Sunday, February 26, 2006

Office Networks in Business Week

I've been catching up on some social network blogs, and have pointers to 2 short pieces I enjoyed in Business Week Online: IBM: Untangling Office Connections and The Office Chart That Really Counts.

In the former article, Kate Ehrlich at IBM Research notes that you want weak ties to fuel innovation, but strong ties to execute on it.

I think of the process of innovation as having three different phases: One is the generation of the ideas, and that's where you really need to have, not everybody in a group, but a few people who are connected to people who are outside. That's where you get these real "Wow, I never thought that something from that domain could be applied to this domain." So when you're talking about innovation, you've got to have somebody who can bring in the ideas from the outside.

In the second phase, you need to connect those people with others in the organization who are translators, who can say, "I can see that that idea might work in the company or group that you're in, but this is what we need in order to make it work for our product or our service or our process."

Then there's a third phase. You've translated it. You've got it set up. Then it's the delivery, and the delivery now is internally within the group. Now you want very strong ties between people. In network parlance, with innovation, you want weak ties, where people are more connected to those outside the group. [In the delivery phase,] you need strong ties in order to get the innovation executed.

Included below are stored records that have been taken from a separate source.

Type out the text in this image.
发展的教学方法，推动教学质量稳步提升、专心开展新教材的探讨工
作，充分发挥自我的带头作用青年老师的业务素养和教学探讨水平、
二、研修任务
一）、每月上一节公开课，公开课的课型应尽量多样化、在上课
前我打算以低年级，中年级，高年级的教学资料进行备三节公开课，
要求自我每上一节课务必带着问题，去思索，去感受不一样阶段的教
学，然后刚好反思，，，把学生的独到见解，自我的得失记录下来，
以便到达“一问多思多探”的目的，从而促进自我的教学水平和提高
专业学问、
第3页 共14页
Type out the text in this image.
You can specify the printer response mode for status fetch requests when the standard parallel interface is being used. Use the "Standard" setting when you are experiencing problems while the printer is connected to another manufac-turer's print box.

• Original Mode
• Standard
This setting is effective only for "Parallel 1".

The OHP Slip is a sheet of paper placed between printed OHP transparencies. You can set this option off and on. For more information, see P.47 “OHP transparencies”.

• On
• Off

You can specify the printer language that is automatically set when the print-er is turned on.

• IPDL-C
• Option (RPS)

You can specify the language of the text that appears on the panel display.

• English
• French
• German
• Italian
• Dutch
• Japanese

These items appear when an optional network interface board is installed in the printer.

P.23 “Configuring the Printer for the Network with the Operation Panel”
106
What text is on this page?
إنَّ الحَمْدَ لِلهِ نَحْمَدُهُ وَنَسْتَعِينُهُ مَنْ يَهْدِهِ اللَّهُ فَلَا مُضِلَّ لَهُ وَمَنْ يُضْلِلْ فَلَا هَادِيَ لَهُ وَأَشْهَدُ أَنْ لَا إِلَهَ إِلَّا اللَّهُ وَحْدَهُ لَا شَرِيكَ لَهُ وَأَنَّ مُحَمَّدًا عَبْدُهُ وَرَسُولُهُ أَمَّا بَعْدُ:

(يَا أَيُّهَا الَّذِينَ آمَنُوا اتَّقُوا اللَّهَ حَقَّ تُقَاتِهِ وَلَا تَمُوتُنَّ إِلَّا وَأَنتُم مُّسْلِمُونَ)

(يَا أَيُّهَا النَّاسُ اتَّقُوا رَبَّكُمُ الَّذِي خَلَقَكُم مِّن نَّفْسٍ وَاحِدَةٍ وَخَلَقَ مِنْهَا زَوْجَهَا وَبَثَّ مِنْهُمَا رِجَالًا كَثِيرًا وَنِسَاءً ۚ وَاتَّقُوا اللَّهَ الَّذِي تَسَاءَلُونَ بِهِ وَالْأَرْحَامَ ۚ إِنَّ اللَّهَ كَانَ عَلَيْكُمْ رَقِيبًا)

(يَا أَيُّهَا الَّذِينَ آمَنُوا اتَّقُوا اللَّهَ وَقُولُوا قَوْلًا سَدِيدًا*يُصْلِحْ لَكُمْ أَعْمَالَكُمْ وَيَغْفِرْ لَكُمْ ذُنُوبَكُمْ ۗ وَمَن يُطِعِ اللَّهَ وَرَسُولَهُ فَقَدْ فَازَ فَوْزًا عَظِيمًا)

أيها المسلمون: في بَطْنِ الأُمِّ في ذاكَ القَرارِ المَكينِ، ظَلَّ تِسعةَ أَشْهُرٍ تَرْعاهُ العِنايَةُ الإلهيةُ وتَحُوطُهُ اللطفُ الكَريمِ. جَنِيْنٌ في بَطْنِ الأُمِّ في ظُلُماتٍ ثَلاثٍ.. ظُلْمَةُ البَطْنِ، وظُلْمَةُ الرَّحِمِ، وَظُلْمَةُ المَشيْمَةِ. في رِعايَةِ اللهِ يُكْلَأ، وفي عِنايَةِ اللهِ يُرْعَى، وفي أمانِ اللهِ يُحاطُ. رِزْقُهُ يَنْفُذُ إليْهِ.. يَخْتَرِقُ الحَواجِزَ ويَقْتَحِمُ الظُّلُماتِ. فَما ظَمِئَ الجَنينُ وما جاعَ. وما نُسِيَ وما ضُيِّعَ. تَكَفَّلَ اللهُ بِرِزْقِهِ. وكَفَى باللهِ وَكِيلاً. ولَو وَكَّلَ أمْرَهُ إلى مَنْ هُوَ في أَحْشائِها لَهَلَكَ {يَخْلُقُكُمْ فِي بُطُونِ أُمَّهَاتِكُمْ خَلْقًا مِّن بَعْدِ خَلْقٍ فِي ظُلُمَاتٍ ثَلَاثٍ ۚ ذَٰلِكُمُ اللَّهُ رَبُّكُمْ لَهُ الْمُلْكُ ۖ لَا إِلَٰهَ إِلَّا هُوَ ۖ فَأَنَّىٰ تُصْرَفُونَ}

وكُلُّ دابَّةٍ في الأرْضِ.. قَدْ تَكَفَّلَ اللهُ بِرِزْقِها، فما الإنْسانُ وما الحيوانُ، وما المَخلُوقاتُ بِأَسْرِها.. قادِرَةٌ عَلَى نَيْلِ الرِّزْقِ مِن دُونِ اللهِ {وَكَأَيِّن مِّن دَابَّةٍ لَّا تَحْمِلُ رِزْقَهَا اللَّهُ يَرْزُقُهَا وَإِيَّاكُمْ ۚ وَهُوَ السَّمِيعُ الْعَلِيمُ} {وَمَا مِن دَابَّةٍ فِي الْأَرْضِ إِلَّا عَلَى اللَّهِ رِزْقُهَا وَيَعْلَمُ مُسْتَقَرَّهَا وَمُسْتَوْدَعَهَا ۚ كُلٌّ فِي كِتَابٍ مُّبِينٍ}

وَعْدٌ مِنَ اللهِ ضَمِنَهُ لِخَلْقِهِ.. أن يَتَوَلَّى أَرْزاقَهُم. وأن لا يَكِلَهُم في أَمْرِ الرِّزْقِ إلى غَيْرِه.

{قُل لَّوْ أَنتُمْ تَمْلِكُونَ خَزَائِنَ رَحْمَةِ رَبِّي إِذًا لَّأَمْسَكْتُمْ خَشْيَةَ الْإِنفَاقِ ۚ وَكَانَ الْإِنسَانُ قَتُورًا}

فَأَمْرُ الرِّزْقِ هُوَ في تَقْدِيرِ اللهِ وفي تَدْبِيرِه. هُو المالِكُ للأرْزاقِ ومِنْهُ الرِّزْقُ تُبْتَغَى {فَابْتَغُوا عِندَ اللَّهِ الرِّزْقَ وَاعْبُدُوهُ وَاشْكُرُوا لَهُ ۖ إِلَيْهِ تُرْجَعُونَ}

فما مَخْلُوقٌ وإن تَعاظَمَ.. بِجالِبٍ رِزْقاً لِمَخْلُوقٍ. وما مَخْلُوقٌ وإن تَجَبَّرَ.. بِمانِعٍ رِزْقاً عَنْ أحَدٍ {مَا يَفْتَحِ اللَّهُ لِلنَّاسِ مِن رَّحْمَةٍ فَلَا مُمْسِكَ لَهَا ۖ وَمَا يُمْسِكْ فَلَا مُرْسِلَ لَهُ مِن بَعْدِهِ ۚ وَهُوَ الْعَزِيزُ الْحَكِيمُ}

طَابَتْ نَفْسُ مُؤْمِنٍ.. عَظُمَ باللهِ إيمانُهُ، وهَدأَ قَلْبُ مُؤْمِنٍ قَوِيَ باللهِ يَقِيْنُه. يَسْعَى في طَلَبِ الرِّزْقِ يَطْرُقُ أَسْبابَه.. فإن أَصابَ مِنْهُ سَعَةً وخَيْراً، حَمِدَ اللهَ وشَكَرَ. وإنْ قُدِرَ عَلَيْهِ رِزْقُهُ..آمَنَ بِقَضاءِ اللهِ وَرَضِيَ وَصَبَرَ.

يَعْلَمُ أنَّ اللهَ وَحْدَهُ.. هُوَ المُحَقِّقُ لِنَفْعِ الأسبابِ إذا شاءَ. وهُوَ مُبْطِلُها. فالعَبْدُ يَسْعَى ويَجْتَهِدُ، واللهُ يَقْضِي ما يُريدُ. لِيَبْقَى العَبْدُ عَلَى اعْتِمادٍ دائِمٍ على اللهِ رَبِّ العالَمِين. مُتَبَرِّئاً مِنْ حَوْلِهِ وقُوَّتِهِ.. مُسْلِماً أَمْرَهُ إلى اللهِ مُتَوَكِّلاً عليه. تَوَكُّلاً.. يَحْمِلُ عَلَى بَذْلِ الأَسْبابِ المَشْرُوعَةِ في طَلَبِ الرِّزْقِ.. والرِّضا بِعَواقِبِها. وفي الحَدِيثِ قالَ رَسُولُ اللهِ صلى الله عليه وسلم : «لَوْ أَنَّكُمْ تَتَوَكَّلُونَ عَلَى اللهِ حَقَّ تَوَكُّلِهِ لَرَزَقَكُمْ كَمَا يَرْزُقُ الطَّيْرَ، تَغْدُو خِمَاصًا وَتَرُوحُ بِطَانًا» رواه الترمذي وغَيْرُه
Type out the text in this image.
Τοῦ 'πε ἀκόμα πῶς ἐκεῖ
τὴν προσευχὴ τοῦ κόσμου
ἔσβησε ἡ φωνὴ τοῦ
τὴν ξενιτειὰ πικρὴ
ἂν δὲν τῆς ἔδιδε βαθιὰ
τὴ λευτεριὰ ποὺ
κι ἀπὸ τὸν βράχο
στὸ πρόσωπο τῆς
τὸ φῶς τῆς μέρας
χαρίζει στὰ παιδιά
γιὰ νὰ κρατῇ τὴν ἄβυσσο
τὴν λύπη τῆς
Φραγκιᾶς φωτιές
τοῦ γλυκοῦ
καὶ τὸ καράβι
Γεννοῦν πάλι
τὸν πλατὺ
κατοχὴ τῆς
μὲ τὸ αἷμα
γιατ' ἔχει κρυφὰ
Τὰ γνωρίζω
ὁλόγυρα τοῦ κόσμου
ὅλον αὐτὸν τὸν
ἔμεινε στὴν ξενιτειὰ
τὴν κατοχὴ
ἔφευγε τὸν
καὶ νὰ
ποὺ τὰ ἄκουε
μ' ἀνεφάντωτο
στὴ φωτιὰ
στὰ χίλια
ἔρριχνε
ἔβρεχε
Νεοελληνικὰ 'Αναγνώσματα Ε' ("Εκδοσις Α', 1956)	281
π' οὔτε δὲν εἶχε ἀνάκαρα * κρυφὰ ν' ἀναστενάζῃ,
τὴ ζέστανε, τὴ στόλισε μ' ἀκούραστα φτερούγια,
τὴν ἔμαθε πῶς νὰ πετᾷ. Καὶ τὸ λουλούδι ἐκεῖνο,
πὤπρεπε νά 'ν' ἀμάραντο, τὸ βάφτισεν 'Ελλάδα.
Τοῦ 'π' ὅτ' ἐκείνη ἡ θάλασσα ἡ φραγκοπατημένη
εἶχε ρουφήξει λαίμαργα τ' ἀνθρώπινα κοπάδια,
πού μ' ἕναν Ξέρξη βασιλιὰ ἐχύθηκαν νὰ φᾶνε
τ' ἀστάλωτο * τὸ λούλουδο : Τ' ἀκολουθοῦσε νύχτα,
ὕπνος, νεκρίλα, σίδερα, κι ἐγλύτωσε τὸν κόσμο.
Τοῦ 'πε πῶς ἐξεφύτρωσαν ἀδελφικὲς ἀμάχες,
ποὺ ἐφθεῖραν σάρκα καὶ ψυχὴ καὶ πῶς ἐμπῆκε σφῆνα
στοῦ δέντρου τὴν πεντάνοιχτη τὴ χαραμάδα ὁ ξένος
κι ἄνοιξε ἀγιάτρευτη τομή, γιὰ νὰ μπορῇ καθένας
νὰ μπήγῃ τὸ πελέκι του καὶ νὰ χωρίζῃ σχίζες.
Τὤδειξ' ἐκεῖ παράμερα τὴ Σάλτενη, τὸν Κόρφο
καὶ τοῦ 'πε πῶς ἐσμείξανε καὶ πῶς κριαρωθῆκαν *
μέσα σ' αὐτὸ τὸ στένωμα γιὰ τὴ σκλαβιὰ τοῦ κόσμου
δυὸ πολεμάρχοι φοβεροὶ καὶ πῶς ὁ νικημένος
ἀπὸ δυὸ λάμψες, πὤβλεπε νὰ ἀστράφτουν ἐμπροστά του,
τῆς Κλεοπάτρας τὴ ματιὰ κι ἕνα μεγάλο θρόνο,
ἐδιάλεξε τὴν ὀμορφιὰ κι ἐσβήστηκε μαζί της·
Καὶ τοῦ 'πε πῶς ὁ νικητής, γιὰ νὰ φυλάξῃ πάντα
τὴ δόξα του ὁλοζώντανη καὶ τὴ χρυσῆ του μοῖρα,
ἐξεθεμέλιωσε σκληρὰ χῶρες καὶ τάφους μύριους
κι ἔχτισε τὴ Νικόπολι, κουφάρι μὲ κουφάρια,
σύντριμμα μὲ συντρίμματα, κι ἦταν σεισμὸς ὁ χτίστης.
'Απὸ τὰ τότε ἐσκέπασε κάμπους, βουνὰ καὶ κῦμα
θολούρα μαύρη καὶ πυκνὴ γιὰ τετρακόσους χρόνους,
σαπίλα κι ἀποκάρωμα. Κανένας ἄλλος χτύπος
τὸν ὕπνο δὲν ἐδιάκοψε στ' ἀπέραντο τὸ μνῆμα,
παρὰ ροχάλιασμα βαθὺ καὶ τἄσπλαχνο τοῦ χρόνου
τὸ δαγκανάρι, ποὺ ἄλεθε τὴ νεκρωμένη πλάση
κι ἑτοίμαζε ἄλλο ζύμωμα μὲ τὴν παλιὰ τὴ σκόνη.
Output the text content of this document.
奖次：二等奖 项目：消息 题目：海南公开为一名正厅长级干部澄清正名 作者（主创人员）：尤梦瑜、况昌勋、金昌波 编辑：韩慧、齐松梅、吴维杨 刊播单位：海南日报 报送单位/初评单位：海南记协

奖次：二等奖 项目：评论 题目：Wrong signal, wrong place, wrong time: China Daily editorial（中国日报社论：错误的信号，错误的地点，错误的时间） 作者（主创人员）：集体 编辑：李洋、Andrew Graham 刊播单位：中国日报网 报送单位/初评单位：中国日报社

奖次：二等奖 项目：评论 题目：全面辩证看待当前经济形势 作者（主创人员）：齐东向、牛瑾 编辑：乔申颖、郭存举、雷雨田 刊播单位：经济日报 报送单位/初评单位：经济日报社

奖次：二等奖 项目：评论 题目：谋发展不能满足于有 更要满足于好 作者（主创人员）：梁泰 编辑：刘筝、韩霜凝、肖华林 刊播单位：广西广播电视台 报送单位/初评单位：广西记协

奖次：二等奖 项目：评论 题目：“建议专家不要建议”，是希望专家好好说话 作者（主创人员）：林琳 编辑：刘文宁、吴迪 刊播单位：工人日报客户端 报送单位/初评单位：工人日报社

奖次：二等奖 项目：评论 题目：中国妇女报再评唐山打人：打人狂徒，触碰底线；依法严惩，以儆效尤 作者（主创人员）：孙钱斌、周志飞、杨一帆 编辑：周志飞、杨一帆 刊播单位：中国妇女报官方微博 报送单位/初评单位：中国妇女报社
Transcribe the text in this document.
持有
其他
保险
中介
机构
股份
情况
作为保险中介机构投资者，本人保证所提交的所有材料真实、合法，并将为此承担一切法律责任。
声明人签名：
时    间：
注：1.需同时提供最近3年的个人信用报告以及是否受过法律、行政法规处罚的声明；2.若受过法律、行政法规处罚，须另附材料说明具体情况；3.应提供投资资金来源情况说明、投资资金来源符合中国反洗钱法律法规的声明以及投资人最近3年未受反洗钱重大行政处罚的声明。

In my more cynical moments, I question whether most businesses really want their employees innovating -- if they're not a research lab, that is. Most employees have too much ordinary work to do to take time to innovate and innovation from the ground up is hard to manage and control. But then I remember that finding a new way to do your work is innovation, too.

The latter piece has some excellent observations about the potential dangers of showing off who is connected to whom by social network diagrams. The same concerns apply to many visualizations of statistics in office life, of course.

For all of the benefits, charting informal networks can be disruptive. "Leaders feel pretty threatened by this," says Katzenbach principal Zia Khan, speaking of people who hold high perches on the organization chart but are more isolated on the informal map... It's O.K. for some people, such as those who spend a lot of time with customers or have expertise in niche areas, to show up on the periphery of the web. Maps can also highlight which employees might be too connected and therefore a potential bottleneck.

Confidentiality is also a touchy issue. A map that reveals who is well-connected and who is not can be destructive if it is shared too widely. "I know who I named, but when I look at the map, I might see [that person] didn't name me back," says Tracy Cox, director of enterprise integration at aerospace and defense contractor Raytheon Co. Now, says Cox, who does network analyses for the company's seven businesses, that hypothetical employee "knows that he is not valuable to his boss. And not only does he know it, but 50 of his closest friends know it, too."

This came up for me during my research days; and needless to say, it was an issue even if they didn't know who was A or B in the chart -- the map itself was frightening because everyone suspected they might be the X on the fringe.